アンジーもアリシアもいない部屋も同様で、それは思っていた以上に寂しいものだったけれど、談話室に降りればとたんに明るい声が響き渡った。それもそのはず、ハリーやロンそしてハーマイオニーに、フレッドやジョージ、ジニーちゃん、なぜかパーシーといったウィーズリー兄弟までも残っているからだった。ちなみに、パーシーが残っているのは彼曰く、この困難な時期に先生方の手助けをするのが監督生としての義務だからだそうだ。なんにせよ、明るい談話室が私は大好きだった。

宿題をしたり、爆発ゲームをしたり、決闘クラブの練習をしたり、誰にも迷惑かけずにグリフィンドールの寮を思い通りに出来るのは本当に楽しい。それは針のむしろに立たされているかのようだったハリーも同じだったようで、冬休みに入ってからの彼はそれまでと違いとても活き活きしていた。

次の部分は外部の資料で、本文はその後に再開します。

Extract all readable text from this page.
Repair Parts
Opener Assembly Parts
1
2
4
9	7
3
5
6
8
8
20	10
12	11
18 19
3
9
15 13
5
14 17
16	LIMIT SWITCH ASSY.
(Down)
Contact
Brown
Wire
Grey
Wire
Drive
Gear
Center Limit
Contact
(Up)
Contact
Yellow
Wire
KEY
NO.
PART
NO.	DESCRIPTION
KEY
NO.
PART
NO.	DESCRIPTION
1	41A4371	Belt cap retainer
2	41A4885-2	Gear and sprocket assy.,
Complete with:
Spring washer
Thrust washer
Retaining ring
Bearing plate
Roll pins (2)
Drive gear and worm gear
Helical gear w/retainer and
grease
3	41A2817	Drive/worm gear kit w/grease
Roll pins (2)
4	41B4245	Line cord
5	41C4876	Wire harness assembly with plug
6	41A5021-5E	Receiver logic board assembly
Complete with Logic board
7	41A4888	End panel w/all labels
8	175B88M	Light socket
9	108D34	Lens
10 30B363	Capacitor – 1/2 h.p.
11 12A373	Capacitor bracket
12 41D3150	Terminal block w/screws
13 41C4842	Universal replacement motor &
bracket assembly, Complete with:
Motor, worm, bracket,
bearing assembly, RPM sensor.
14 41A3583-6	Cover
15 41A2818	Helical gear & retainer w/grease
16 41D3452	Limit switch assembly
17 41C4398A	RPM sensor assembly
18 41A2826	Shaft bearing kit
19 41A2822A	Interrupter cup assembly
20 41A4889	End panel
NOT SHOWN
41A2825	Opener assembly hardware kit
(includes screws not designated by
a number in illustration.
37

「あぁ!もうフレッドとジョージにはいつも勝てない!」
「「俺たちに勝とうなんて1万年は早いな」」
「絶対インチキしてるだろ!」
「ロン、その杖で勝とうとする方がおかしいよ」

この4人ときたら宿題はそっちのけのくせに決闘クラブだけは毎日欠かさず行なっている。けれども、決まってロンが負け、ハリーと双子の中で勝敗を競っているかのようだった。

「ハリー、それは違う」
「ロニィ坊やが俺たちに勝てないのは杖だけのせいじゃない」
「「才能さ!」」

言うまでもなくロンがジト目で双子を睨みつけた。しかし、そんなものが双子に通用するはずもなく完全にスルーされている。この一連のしょうもないやり取りにパーシーは完全に呆れかえっているようで、こんな奴らと兄弟だなんて思いたくないなと吐き捨てていた。(「「奇遇だな!俺たちもさ!」」)

「あれ?ハーマイオニーは?」
「え?あー、ちょっと用事で出てるよ。どうしたの?」
「3年生の教科書借りようと思ったんだけど‥まぁ後ででいいや」
「そのうち帰ってくると思うよ」

ハリーはハハハと乾いた笑いをしながら言った。
ハリーとロンは談話室に居ることがほとんどなのに、なぜかハーマイオニーだけは毎日どこかへ行っているようだった。またいつどこで誰が石に変えられるか分からないのに。マグルがっていう噂が本当ならこのメンバーで1番に狙われるのは彼女なのに。
教科書を借りたいのも本当だけど、そのこともあってハリーかロンにハーマイオニーのことを度々聞くようにしている。けれど、2人はほんの少し目を泳がせ言葉を濁しながらどんな時も頑なに「用事」としか言わなかった。チラリとロンを見ると明らかに目が泳いだ。
いつも思うけど、誤魔化すの下手すぎない?

「サラ!そんなに勉強してどうするんだい?ガリ勉キャラは3人も要らないよ」
「そうそう!冬休みだぜ?分かってるか?」
「フレッドこそ分かってる?言っとくけど、冬休みの課題こそは絶対に見せたりしないよ」
「「なんだって?!」」

双子が絡んでくるのをこれ幸いとばかりにハリーとロンは私から離れていった。深く追求なんてしないから、せめてハーマイオニーにどっちかついて行ってあげたらいいのに。
私がじとりとした目で訴えると、フレッドは何か勘違いしたらしく、「あーあ。愛しのアンジェリーナにでも頼んでみるか」と言いフラフラとその場から離れた。と思ったら、今度はロンに向かって何かを投げた。ちなみにアンジェリーナは絶対に見せないと思う。彼女のことだから、は?自分でやれば?と吐き捨てるに違いない。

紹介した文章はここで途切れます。